Employer's obligation
As per section 192 of Income-tax Act, the employer is required to deduct TDS on the amount payable at the average rate of income tax. To fulfill this obligation, employers initiate the process by determining the total salary income that will be payable to an employee throughout the financial year. After evaluating the income exemptions, additional income, and eligible tax-saving investments, which an employee provides to their employer for tax deduction purposes, the tax liability of the employee should be calculated based on the applicable tax rates for the given year. Every month, 1/12 of this net tax liability, as computed above, is required to be deducted from the employee's salary.
The employer is also required to deposit the TDS in the Government account within the prescribed time and format as per Section 200 of the Income-tax Act.
Employers need to file quarterly statements of TDS (Form 24Q) with the Income Tax Department. These statements contain details of TDS deductions made from employees' salaries and must be filed on time.
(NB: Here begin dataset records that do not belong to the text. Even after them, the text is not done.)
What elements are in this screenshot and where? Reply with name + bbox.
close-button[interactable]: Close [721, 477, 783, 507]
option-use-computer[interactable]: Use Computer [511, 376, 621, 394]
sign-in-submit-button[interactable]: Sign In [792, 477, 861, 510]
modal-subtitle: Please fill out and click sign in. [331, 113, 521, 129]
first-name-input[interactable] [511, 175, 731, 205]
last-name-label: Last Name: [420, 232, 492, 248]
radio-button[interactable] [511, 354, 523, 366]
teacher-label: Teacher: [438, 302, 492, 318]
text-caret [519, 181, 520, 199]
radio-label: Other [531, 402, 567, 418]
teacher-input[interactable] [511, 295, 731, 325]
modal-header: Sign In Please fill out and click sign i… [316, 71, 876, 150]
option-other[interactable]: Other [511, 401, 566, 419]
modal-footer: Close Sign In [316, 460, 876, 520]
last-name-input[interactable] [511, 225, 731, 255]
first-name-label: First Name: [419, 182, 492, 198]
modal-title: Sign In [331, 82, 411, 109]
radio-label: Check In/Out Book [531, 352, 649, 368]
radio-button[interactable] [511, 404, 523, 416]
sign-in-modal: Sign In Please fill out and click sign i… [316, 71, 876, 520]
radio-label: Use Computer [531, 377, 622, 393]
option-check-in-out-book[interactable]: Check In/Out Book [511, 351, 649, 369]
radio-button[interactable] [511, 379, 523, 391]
Employers are required to verify the Permanent Account Number (PAN) of their employees and ensure its correctness before filing TDS returns.
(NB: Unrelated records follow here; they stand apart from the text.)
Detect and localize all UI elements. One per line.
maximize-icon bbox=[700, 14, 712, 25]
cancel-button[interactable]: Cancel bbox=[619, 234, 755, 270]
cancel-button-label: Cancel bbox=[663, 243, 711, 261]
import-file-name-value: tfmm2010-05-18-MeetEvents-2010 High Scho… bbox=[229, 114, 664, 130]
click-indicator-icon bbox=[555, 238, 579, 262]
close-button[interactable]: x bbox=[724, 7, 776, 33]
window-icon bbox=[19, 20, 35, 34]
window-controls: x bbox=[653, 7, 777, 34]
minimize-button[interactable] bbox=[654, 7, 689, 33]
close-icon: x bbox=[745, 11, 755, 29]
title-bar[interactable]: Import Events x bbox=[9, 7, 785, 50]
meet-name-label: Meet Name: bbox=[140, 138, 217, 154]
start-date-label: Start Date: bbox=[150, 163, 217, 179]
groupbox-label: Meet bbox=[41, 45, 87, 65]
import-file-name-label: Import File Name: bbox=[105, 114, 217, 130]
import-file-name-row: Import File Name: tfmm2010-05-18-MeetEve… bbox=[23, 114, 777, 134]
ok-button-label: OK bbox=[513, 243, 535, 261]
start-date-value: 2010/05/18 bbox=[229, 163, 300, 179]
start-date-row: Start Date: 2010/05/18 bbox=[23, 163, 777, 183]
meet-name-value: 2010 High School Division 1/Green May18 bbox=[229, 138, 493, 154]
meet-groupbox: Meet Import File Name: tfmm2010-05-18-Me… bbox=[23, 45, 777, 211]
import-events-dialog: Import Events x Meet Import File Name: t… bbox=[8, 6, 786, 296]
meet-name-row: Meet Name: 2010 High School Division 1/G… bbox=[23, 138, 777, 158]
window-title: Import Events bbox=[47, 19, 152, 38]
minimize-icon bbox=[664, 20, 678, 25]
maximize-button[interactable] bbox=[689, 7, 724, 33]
Every employer is required to furnish a certificate to the employee to the effect that tax has been deducted along with certain other particulars. Salaried employees are entitled to be issued the certificate in Form No.16.
Penalties
Where the employer has failed to deduct tax, they are liable to pay interest. Where the employer has deducted the tax at source but has failed to deposit wholly or partly, they will be treated as assessee in default and liable to pay interest.
Other obligations
Employers also have obligations to deduct and remit contributions towards the following, if applicable to the entity:
- Employee Provident Scheme (EPF): Mandatory for organization employing a minimum of 20 employees, EPF is a retirement benefits scheme managed by EPFO (Employee Provident Fund Organization).
- Labour Welfare Fund (LWF): Governed by state authorities, LWF is a statutory contribution that varies based on wages earned and employee designation. It is not applicable to all categories of employees.
- Employees State Insurance (ESI): It is a social security scheme and health insurance scheme that would protect interest of workers in contingencies such as sickness, maternity, disability, or death due to employment injury resulting in loss of wages or earning capacity. It is managed by the Employee State Insurance Corporation (ESIC). It functions according to the rules and regulations stipulated in the ESI Act, 1948. ESIC is an autonomous body and comes under the central government's Ministry of Labor and Employment.
Also, the employer needs to deduct professional tax from the employee's salary and remit the same to the state government if professional tax is applicable to the entity. Professional tax applies to various professions, trades, and employment and is levied based on the income.